Economia

Una buona e una cattiva notizia

Non è il reddito di cittadinanza la soluzione, ma un sistema formativo e una relazione scuola-lavoro che occorre traghettare dagli anni Trenta del Novecento agli anni Trenta del Duemila

Una buona e una cattiva notizia in quest’estate italiana che sta finendo. Cominciamo dalla buona: dati e statistiche sfornate in questi giorni da più parti ci dicono che non c’è stata la temuta “macelleria sociale” nel dopo-sblocco dei licenziamenti, ma anzi l’occupazione è in netta ripresa. Non mancano le aziende decotte o prossime a tirare i remi in barca; ma la stragrande parte di esse sta andando sempre più forte, e la crescita del Pil è lì a testimoniarlo.

Quella meno buona riguarda la qualità delle nuove assunzioni. A richiedere personale è soprattutto quel terziario (accoglienza, ristorazione, bar, parchi tematici, ecc.) che durante il lockdown si era “alleggerito” e che ora sfrutta appieno le riaperture. Ma si tratta quasi sempre di assunti a termine, di stagionali, insomma di posti di lavoro “deboli”.

Non poteva essere diversamente, sia per la tipologia di lavori richiesti, sia per il clima di precarietà che si respira ancora: di doman non c’è certezza. Cosa ci aspetta in questa brutta stagione incombente? Nuove ondate? Nuove chiusure? La stabilità di un contratto a tempo indeterminato così è un optional.

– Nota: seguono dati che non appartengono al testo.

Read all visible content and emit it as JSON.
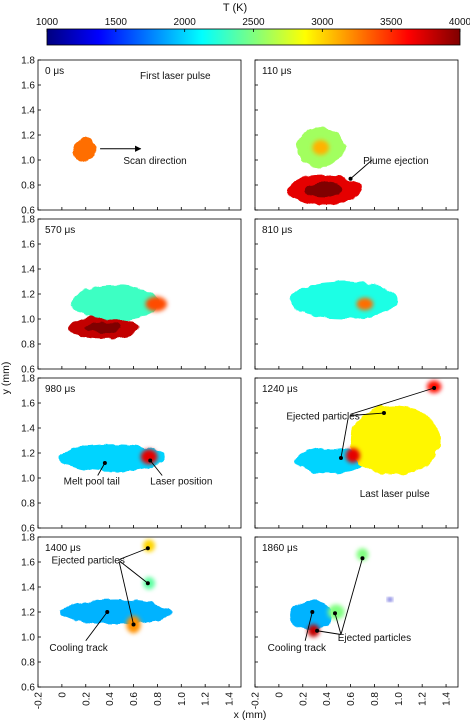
{
  "colorbar": {
    "label": "T (K)",
    "min": 1000,
    "max": 4000,
    "ticks": [
      "1000",
      "1500",
      "2000",
      "2500",
      "3000",
      "3500",
      "4000"
    ],
    "stops": [
      "#00007f",
      "#0000ff",
      "#007fff",
      "#00ffff",
      "#7fff7f",
      "#ffff00",
      "#ff7f00",
      "#ff0000",
      "#7f0000"
    ]
  },
  "axes": {
    "xlabel": "x (mm)",
    "ylabel": "y (mm)",
    "xlim": [
      -0.2,
      1.5
    ],
    "ylim": [
      0.6,
      1.8
    ],
    "xticks": [
      "-0.2",
      "0",
      "0.2",
      "0.4",
      "0.6",
      "0.8",
      "1.0",
      "1.2",
      "1.4"
    ],
    "yticks": [
      "0.6",
      "0.8",
      "1.0",
      "1.2",
      "1.4",
      "1.6",
      "1.8"
    ]
  },
  "chart_data": [
    {
      "type": "heatmap",
      "time": "0 μs",
      "blobs": [
        {
          "x": 0.19,
          "y": 1.08,
          "rx": 0.09,
          "ry": 0.1,
          "t": 3300
        }
      ],
      "annotations": [
        {
          "text": "First laser pulse",
          "x": 0.95,
          "y": 1.68
        },
        {
          "text": "Scan direction",
          "x": 0.78,
          "y": 1.0
        }
      ],
      "arrows": [
        {
          "from": [
            0.32,
            1.09
          ],
          "to": [
            0.66,
            1.09
          ]
        }
      ]
    },
    {
      "type": "heatmap",
      "time": "110 μs",
      "blobs": [
        {
          "x": 0.35,
          "y": 1.1,
          "rx": 0.2,
          "ry": 0.16,
          "t": 2600
        },
        {
          "x": 0.35,
          "y": 1.1,
          "rx": 0.07,
          "ry": 0.06,
          "t": 3100
        }
      ],
      "spatter": {
        "x": 0.38,
        "y": 0.76,
        "w": 0.62,
        "h": 0.24,
        "t": 3700
      },
      "annotations": [
        {
          "text": "Plume ejection",
          "x": 0.98,
          "y": 1.0
        }
      ],
      "arrows": [
        {
          "from": [
            0.78,
            1.0
          ],
          "to": [
            0.6,
            0.85
          ]
        }
      ]
    },
    {
      "type": "heatmap",
      "time": "570 μs",
      "blobs": [
        {
          "x": 0.45,
          "y": 1.13,
          "rx": 0.37,
          "ry": 0.14,
          "t": 2300
        },
        {
          "x": 0.79,
          "y": 1.12,
          "rx": 0.09,
          "ry": 0.06,
          "t": 3400
        }
      ],
      "spatter": {
        "x": 0.35,
        "y": 0.93,
        "w": 0.58,
        "h": 0.18,
        "t": 3800
      },
      "annotations": [],
      "arrows": []
    },
    {
      "type": "heatmap",
      "time": "810 μs",
      "blobs": [
        {
          "x": 0.54,
          "y": 1.15,
          "rx": 0.45,
          "ry": 0.15,
          "t": 2200
        },
        {
          "x": 0.72,
          "y": 1.12,
          "rx": 0.07,
          "ry": 0.05,
          "t": 3300
        }
      ],
      "annotations": [],
      "arrows": []
    },
    {
      "type": "heatmap",
      "time": "980 μs",
      "blobs": [
        {
          "x": 0.42,
          "y": 1.16,
          "rx": 0.44,
          "ry": 0.11,
          "t": 2000
        },
        {
          "x": 0.73,
          "y": 1.17,
          "rx": 0.07,
          "ry": 0.06,
          "t": 3700
        }
      ],
      "annotations": [
        {
          "text": "Melt pool tail",
          "x": 0.25,
          "y": 0.98
        },
        {
          "text": "Laser position",
          "x": 1.0,
          "y": 0.98
        }
      ],
      "arrows": [
        {
          "from": [
            0.3,
            1.02
          ],
          "to": [
            0.36,
            1.12
          ]
        },
        {
          "from": [
            0.84,
            1.02
          ],
          "to": [
            0.74,
            1.14
          ]
        }
      ]
    },
    {
      "type": "heatmap",
      "time": "1240 μs",
      "blobs": [
        {
          "x": 0.44,
          "y": 1.14,
          "rx": 0.3,
          "ry": 0.1,
          "t": 2000
        },
        {
          "x": 0.97,
          "y": 1.3,
          "rx": 0.38,
          "ry": 0.28,
          "t": 2900
        },
        {
          "x": 1.3,
          "y": 1.73,
          "rx": 0.06,
          "ry": 0.05,
          "t": 3600
        },
        {
          "x": 0.62,
          "y": 1.18,
          "rx": 0.06,
          "ry": 0.06,
          "t": 3700
        }
      ],
      "annotations": [
        {
          "text": "Ejected particles",
          "x": 0.37,
          "y": 1.5
        },
        {
          "text": "Last laser pulse",
          "x": 0.97,
          "y": 0.88
        }
      ],
      "arrows": [
        {
          "from": [
            0.58,
            1.48
          ],
          "to": [
            0.52,
            1.16
          ]
        },
        {
          "from": [
            0.6,
            1.5
          ],
          "to": [
            0.88,
            1.52
          ]
        },
        {
          "from": [
            0.6,
            1.51
          ],
          "to": [
            1.3,
            1.72
          ]
        }
      ]
    },
    {
      "type": "heatmap",
      "time": "1400 μs",
      "blobs": [
        {
          "x": 0.45,
          "y": 1.2,
          "rx": 0.46,
          "ry": 0.1,
          "t": 1900
        },
        {
          "x": 0.6,
          "y": 1.1,
          "rx": 0.06,
          "ry": 0.07,
          "t": 3200
        },
        {
          "x": 0.73,
          "y": 1.73,
          "rx": 0.05,
          "ry": 0.05,
          "t": 3000
        },
        {
          "x": 0.73,
          "y": 1.43,
          "rx": 0.05,
          "ry": 0.05,
          "t": 2400
        }
      ],
      "annotations": [
        {
          "text": "Ejected particles",
          "x": 0.22,
          "y": 1.62
        },
        {
          "text": "Cooling track",
          "x": 0.14,
          "y": 0.92
        }
      ],
      "arrows": [
        {
          "from": [
            0.48,
            1.62
          ],
          "to": [
            0.72,
            1.71
          ]
        },
        {
          "from": [
            0.48,
            1.61
          ],
          "to": [
            0.72,
            1.43
          ]
        },
        {
          "from": [
            0.48,
            1.6
          ],
          "to": [
            0.6,
            1.1
          ]
        },
        {
          "from": [
            0.2,
            0.97
          ],
          "to": [
            0.38,
            1.2
          ]
        }
      ]
    },
    {
      "type": "heatmap",
      "time": "1860 μs",
      "blobs": [
        {
          "x": 0.27,
          "y": 1.17,
          "rx": 0.18,
          "ry": 0.12,
          "t": 1900
        },
        {
          "x": 0.29,
          "y": 1.05,
          "rx": 0.05,
          "ry": 0.05,
          "t": 3800
        },
        {
          "x": 0.48,
          "y": 1.2,
          "rx": 0.07,
          "ry": 0.06,
          "t": 2500
        },
        {
          "x": 0.7,
          "y": 1.66,
          "rx": 0.05,
          "ry": 0.05,
          "t": 2500
        },
        {
          "x": 0.93,
          "y": 1.3,
          "rx": 0.02,
          "ry": 0.015,
          "t": 1200
        }
      ],
      "annotations": [
        {
          "text": "Ejected particles",
          "x": 0.8,
          "y": 1.0
        },
        {
          "text": "Cooling track",
          "x": 0.15,
          "y": 0.92
        }
      ],
      "arrows": [
        {
          "from": [
            0.52,
            1.02
          ],
          "to": [
            0.7,
            1.63
          ]
        },
        {
          "from": [
            0.52,
            1.02
          ],
          "to": [
            0.47,
            1.19
          ]
        },
        {
          "from": [
            0.52,
            1.02
          ],
          "to": [
            0.32,
            1.05
          ]
        },
        {
          "from": [
            0.22,
            0.97
          ],
          "to": [
            0.28,
            1.2
          ]
        }
      ]
    }
  ]
}
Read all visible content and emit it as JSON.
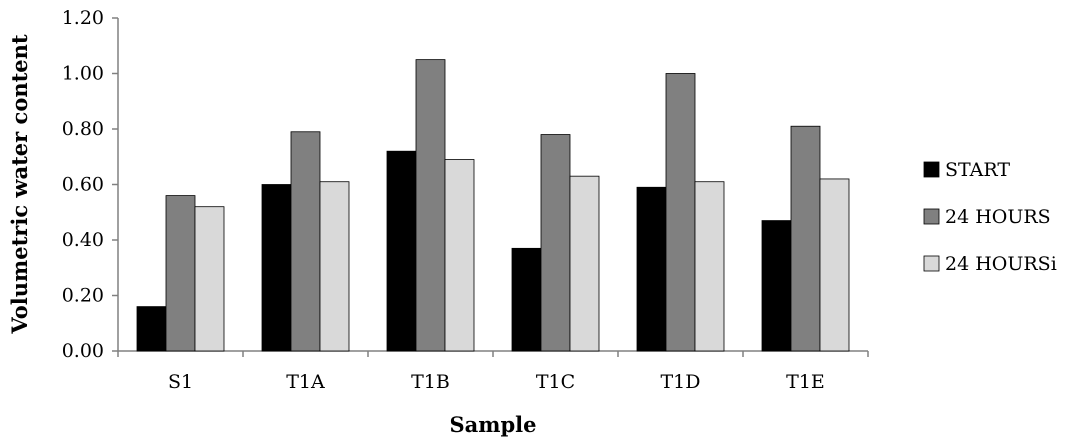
{
  "chart_data": {
    "type": "bar",
    "title": "",
    "xlabel": "Sample",
    "ylabel": "Volumetric water content",
    "categories": [
      "S1",
      "T1A",
      "T1B",
      "T1C",
      "T1D",
      "T1E"
    ],
    "series": [
      {
        "name": "START",
        "color": "#000000",
        "values": [
          0.16,
          0.6,
          0.72,
          0.37,
          0.59,
          0.47
        ]
      },
      {
        "name": "24 HOURS",
        "color": "#808080",
        "values": [
          0.56,
          0.79,
          1.05,
          0.78,
          1.0,
          0.81
        ]
      },
      {
        "name": "24 HOURSi",
        "color": "#d9d9d9",
        "values": [
          0.52,
          0.61,
          0.69,
          0.63,
          0.61,
          0.62
        ]
      }
    ],
    "ylim": [
      0,
      1.2
    ],
    "yticks": [
      "0.00",
      "0.20",
      "0.40",
      "0.60",
      "0.80",
      "1.00",
      "1.20"
    ],
    "grid": false,
    "legend_position": "right"
  }
}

Non lo sarebbe per migliaia di aziende manifatturiere che invece, e non da oggi, faticano immensamente a trovare addetti da assumere. Non ce ne sono, non ne escono dalle scuole. Per fare un esempio: chi forma gli addetti alle concerie di pelle che pure fanno dell’Italia il Paese con la produzione più qualitativa del mondo?

Nessun istituto professionale, e questo vale per decine di altri profili lavorativi. Così alla fine ci pensano le aziende stesse a creare sistemi di formazione interna, con tutte le difficoltà e i costi che ne conseguono. Ma rimane il dato di oltre 70mila posti di lavoro che in questo momento non trovano persone ad occuparli: uno scandalo in un’Italia che è quasi in piena occupazione nel Nordest (a Vicenza un’azienda su 5 trova difficoltà a reperire personale), ma in Calabria registra oltre il 20% di disoccupati; il 18% in Campania e Sicilia.

Non è il reddito di cittadinanza la soluzione, ma un sistema formativo e una relazione scuola-lavoro che occorre traghettare dagli anni Trenta del Novecento agli anni Trenta del Duemila. Questa è una sfida che il governo Draghi non può eludere.